Henry sat down heavily in her vacated chair, staring into the fire, breathing furiously. When at last he spoke, his voice was calmer, deadlier. “For a start, I’ll confiscate the rich manors and castles I bestowed on him when he was chancellor. He’ll find out what the loss of my favor must mean to him.”

He got up and began pacing. His daughters, at their mother’s nod, scuttled out of the way and retreated to the safety of the window seat, where they sat watching him fearfully. Eleanor smiled at them encouragingly, then turned back to their father.

“Is it right that, after what he has done, Thomas still has care of our son, your heir?” she inquired.

“No, by God, it is not right!” Henry stormed. “I will remove the boy from his household at once.”

“Let him come back to me,” she urged, but he looked at her as if she were mad.

“He is eight now, and far too old to be governed by women,” he said dismissively. “He shall have his own establishment and servants.”

Eleanor quelled her surging disappointment and reasoned that this would be more fitting for a king’s son.

“As long as I may see him from time to time,” she said hopefully.

“Of course,” Henry told her, but his mind was clearly on other things, festering over Becket’s betrayal. He was like a man possessed. She longed to comfort him, but knew very well that he would not welcome it.

“Shall I still get packed?” she asked. “Are we leaving here?”

Henry sighed. His rage was subsiding, now that he had thought of the means to have his revenge. “No. Forget it. I spoke in haste. I’ll go hunting tomorrow, and no doubt I’ll feel better afterward. Then I’ll be able to think clearly and decide what to do next.”

She smiled. “You had better go down and tell them to unload the carts and the sumpter mules.”

“I’ll be popular!” he said with a tired smile as he left her.

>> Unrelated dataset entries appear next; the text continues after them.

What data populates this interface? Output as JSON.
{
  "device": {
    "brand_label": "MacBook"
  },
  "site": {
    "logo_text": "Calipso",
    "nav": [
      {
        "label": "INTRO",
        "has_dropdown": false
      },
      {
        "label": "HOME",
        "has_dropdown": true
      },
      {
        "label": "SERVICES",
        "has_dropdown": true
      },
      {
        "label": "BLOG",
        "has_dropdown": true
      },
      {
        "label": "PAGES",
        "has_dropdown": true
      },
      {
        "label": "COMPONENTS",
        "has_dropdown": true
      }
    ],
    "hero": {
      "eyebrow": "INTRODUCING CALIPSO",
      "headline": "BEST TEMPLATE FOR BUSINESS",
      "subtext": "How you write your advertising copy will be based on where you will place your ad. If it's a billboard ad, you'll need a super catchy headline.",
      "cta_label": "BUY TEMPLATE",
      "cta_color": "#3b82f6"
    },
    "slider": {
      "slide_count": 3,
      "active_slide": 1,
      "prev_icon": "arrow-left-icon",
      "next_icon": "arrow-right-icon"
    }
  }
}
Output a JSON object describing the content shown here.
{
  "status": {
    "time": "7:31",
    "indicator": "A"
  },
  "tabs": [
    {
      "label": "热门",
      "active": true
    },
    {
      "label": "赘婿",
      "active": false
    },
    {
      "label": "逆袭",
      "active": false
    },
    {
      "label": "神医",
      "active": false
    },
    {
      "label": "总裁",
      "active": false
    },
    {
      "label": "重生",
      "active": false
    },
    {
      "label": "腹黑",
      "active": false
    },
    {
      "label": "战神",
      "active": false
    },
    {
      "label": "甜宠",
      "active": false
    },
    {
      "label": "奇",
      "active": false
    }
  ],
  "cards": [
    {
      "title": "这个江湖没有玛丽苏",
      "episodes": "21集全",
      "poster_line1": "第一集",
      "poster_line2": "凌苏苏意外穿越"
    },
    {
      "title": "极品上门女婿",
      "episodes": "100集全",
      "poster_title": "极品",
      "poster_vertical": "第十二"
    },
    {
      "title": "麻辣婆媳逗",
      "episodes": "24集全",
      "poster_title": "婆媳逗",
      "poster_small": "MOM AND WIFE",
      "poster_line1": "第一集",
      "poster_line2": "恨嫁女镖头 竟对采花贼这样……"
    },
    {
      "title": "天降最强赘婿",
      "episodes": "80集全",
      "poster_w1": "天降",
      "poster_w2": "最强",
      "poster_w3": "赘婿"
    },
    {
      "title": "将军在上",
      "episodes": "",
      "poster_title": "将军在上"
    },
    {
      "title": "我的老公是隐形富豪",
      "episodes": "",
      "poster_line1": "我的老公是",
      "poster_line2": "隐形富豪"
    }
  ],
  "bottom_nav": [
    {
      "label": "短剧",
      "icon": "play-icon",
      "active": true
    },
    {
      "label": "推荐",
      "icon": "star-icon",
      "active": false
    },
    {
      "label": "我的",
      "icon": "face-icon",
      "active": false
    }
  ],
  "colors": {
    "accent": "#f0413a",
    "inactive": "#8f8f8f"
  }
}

The highest in the land had gathered in the barrel-vaulted gloom of Westminster Abbey. Candles flickering in their tall sconces illuminated the faces of the great and the good, here to witness this momentous event. Word had recently come from Rome: the Pope had spoken. Nearly a hundred years after his death, King Edward the Confessor was now officially a saint, and Henry, in honor of his canonization, had built him a glorious shrine. Today, his remains were to be translated to their splendid new resting place, a masterpiece of stone, Purbeck marble, and mosaic, surmounted by an intricately carved wooden canopy.

The court and all the lords of England, spiritual and temporal, were crammed into the Confessor’s new chapel and its precincts. Eleanor was standing in her place of honor at the front with the King and their children, glad to have her eldest son at her side for once. Young Henry had grown in height and dignity these last years, and now wore his exalted status like a mantle. They had Becket to thank for that, she could not but admit it.

Becket was here too today, which was why the atmosphere in the abbey was so tense. He and Henry had faced each other across the floor of decorated tiles, and the air between them almost crackled with hostility. Yet on the surface, all was genial, with King and Archbishop exchanging the kiss of greeting, and Becket proceeding to conduct the long service with grave dedication, his clever, chiseled face set in a lofty, detached expression.